After they have doubled in size (again, it will take at least an hour) you are ready to remove the pans and turn the oven on FOR REAL.  After the pans are removed from the oven, turn it on to 375 degrees.  This is likely the step where your beautifully risen dough will fall, if it's going to happen at all.  This happens because of too much movement inside the delicate air bubbles within the dough.  Move the pans as gently as you can when transporting them from the oven and then back in when the oven is preheated. 
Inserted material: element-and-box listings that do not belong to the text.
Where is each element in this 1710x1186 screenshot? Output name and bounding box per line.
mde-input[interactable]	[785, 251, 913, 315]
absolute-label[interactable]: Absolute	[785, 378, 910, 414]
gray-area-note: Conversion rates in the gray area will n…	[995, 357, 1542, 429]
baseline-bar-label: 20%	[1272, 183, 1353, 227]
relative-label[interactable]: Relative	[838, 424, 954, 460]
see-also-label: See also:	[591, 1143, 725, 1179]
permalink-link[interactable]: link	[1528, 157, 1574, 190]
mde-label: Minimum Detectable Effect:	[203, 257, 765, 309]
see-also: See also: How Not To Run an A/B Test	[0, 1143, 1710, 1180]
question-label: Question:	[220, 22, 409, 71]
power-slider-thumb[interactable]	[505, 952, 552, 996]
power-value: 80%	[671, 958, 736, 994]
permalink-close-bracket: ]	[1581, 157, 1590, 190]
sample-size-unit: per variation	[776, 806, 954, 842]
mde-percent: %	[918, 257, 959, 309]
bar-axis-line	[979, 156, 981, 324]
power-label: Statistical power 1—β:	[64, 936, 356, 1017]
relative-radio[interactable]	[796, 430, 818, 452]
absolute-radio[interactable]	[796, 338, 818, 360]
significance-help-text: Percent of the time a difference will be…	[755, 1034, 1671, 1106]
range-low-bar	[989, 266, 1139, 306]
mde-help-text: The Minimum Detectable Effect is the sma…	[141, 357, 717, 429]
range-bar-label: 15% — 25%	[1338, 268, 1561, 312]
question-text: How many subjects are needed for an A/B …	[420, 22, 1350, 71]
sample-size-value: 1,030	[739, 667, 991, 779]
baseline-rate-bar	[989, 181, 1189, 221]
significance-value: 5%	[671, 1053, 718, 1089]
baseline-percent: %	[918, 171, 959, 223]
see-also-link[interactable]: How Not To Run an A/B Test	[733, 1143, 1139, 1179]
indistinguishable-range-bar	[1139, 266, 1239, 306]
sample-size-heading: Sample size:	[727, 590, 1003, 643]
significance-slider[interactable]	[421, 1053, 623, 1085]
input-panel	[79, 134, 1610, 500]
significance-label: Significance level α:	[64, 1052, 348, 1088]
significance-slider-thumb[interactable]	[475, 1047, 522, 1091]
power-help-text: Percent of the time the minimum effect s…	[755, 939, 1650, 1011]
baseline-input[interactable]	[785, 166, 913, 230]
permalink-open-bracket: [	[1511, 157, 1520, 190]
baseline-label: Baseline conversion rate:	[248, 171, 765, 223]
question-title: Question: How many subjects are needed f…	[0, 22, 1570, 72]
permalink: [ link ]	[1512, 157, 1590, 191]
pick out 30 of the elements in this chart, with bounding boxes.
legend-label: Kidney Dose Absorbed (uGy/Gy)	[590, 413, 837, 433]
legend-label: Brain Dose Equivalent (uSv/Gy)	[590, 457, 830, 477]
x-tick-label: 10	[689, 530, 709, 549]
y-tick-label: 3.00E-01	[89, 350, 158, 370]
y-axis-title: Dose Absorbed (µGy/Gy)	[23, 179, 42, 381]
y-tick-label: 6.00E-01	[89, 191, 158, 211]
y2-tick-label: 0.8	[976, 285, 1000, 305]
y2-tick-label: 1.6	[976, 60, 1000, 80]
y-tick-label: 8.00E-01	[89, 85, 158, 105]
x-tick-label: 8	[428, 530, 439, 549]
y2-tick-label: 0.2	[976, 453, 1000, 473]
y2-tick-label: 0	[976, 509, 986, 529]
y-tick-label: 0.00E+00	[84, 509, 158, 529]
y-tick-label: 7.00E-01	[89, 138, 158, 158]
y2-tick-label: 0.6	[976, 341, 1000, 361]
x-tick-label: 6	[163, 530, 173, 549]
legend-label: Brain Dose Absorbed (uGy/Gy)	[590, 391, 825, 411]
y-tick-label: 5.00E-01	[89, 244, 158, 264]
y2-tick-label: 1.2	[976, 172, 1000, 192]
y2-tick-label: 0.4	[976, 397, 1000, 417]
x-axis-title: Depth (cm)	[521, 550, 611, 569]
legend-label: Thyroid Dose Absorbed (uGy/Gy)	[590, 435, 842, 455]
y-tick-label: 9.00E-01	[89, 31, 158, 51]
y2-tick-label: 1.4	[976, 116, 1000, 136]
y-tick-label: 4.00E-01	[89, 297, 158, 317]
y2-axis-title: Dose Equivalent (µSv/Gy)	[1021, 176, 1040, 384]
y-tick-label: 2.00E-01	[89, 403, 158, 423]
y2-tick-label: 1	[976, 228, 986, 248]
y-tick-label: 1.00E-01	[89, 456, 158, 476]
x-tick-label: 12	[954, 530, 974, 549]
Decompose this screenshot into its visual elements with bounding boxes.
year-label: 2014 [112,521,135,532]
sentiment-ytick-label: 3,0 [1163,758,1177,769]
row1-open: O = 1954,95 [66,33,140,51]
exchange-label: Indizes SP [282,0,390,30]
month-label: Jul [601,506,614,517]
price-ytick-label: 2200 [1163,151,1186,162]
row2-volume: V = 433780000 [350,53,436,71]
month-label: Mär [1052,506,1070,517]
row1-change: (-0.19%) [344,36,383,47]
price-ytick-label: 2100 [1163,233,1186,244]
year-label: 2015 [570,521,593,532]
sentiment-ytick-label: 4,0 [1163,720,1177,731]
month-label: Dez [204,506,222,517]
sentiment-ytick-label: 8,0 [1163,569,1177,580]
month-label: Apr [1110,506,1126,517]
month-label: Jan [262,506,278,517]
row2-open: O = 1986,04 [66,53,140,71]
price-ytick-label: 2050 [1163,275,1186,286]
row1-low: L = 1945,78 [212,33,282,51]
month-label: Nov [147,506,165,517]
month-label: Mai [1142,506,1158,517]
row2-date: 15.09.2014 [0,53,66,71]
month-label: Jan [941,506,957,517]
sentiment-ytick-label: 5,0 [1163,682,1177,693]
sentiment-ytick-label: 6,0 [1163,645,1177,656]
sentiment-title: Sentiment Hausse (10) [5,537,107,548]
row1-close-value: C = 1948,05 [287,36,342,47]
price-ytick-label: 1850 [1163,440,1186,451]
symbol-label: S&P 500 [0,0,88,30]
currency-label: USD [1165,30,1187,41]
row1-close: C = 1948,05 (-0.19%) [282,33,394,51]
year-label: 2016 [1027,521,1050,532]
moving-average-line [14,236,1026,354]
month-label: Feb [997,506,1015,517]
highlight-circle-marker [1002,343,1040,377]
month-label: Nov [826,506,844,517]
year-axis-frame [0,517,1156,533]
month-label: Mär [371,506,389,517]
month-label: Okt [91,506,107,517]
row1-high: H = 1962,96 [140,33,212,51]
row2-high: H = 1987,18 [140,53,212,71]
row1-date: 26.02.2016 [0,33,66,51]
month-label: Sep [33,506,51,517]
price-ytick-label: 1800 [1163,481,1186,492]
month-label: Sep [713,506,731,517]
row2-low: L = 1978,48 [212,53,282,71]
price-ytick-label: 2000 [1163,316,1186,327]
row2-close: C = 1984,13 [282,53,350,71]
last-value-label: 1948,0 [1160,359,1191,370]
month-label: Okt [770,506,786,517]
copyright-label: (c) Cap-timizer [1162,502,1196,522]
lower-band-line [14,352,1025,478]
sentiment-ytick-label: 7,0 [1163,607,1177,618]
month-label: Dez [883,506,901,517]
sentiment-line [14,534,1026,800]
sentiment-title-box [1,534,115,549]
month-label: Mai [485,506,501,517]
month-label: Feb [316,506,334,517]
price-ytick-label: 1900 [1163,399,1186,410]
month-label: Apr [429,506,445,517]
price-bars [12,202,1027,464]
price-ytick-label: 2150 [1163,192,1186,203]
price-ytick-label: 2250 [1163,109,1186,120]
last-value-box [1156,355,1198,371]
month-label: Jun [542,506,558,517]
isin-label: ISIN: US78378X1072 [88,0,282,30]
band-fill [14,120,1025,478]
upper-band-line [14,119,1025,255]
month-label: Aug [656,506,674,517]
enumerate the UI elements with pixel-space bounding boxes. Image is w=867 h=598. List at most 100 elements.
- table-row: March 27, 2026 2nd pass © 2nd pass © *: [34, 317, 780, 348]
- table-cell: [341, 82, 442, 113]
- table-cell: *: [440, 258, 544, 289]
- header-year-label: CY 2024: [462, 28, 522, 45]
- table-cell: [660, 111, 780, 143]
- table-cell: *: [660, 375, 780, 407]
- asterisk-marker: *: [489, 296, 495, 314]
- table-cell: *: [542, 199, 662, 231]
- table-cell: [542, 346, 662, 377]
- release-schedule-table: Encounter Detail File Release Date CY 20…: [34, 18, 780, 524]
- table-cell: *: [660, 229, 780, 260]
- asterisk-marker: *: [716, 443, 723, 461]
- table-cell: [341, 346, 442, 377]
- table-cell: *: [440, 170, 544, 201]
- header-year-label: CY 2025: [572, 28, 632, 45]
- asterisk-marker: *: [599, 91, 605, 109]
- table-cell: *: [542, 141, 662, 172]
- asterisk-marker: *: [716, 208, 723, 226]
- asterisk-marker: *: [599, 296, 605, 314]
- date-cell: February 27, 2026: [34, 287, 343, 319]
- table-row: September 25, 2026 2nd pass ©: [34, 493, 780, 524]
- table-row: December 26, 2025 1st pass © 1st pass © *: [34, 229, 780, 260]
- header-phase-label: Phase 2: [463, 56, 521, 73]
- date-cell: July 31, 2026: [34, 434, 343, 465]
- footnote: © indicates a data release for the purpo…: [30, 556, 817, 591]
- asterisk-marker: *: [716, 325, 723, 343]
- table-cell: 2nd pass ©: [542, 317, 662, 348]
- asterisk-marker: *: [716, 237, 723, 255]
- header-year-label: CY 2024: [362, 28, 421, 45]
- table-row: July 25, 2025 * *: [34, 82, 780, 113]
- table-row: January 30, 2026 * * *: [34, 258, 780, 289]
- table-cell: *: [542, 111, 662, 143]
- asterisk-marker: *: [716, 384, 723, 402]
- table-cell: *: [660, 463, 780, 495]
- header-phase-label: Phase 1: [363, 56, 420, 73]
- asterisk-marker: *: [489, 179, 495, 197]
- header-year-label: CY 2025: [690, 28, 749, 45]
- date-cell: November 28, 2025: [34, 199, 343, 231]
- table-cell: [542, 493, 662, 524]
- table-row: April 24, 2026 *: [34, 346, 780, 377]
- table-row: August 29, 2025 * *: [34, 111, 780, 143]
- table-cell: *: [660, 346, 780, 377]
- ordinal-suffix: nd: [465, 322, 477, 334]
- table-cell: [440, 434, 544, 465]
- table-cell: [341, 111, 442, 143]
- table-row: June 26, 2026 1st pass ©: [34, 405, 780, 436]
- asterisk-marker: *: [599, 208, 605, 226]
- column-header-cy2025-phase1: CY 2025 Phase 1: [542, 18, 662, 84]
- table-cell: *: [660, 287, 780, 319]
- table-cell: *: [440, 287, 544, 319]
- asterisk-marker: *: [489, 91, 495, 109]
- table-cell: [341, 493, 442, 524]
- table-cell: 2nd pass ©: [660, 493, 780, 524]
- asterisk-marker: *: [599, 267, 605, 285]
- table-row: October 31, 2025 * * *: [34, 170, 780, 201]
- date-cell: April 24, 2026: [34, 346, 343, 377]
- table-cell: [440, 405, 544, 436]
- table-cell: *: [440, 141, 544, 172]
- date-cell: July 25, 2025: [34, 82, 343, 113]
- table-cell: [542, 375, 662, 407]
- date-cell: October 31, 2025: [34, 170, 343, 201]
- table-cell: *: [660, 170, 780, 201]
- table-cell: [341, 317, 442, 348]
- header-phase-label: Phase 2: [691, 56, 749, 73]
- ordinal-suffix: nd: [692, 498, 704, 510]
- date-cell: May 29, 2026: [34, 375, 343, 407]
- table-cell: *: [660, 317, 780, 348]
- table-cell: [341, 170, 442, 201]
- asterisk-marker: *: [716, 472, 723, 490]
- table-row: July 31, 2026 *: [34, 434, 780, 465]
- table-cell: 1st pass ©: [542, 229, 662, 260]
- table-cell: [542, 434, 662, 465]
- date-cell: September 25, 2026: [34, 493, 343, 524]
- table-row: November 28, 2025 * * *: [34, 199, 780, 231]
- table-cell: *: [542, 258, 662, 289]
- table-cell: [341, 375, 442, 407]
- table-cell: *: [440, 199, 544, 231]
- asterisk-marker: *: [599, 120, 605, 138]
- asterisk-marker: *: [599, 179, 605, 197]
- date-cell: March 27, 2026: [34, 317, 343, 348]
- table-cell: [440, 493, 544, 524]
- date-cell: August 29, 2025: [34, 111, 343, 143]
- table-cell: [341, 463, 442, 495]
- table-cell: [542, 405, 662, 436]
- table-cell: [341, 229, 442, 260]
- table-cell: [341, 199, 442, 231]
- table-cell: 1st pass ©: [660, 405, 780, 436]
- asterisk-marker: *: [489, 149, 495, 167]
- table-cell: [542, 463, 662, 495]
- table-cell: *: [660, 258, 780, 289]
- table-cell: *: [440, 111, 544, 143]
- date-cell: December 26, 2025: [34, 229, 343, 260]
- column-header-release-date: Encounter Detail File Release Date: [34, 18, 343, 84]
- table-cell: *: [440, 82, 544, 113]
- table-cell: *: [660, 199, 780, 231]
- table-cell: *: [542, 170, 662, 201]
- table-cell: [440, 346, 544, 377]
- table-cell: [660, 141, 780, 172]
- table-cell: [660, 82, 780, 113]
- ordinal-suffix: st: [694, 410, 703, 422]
Let the bread bake for 20 minutes, then rotate them for even cooking.  Bake for another 12-15 minutes and then remove them.  Wallah, you just made yeast bread!!  Your house should smell divine by now.  As soon as you take it out of the oven, brush the tops (generously) with melted butter.  Run a knife along the inside of the pan to loosen any stubborn bread from the pan walls (if you did a good job greasing, this should not be a problem).  Remove the bread from the pans and into a wire cooling rack.

Brush the sides with MORE butter, and then lightly sprinkle the top with garlic salt.  You can also use a cinnamon/sugar mixture, garlic bread seasoning, or any ground herbs that you like.  Or, sprinkle nothing at all!  You now have two beautiful loaves of white bread that will last less than an hour in your kitchen.  Enjoy gaining a few pounds after devouring them, but know that every calorie is worth it!!  Let me know how yours turn out!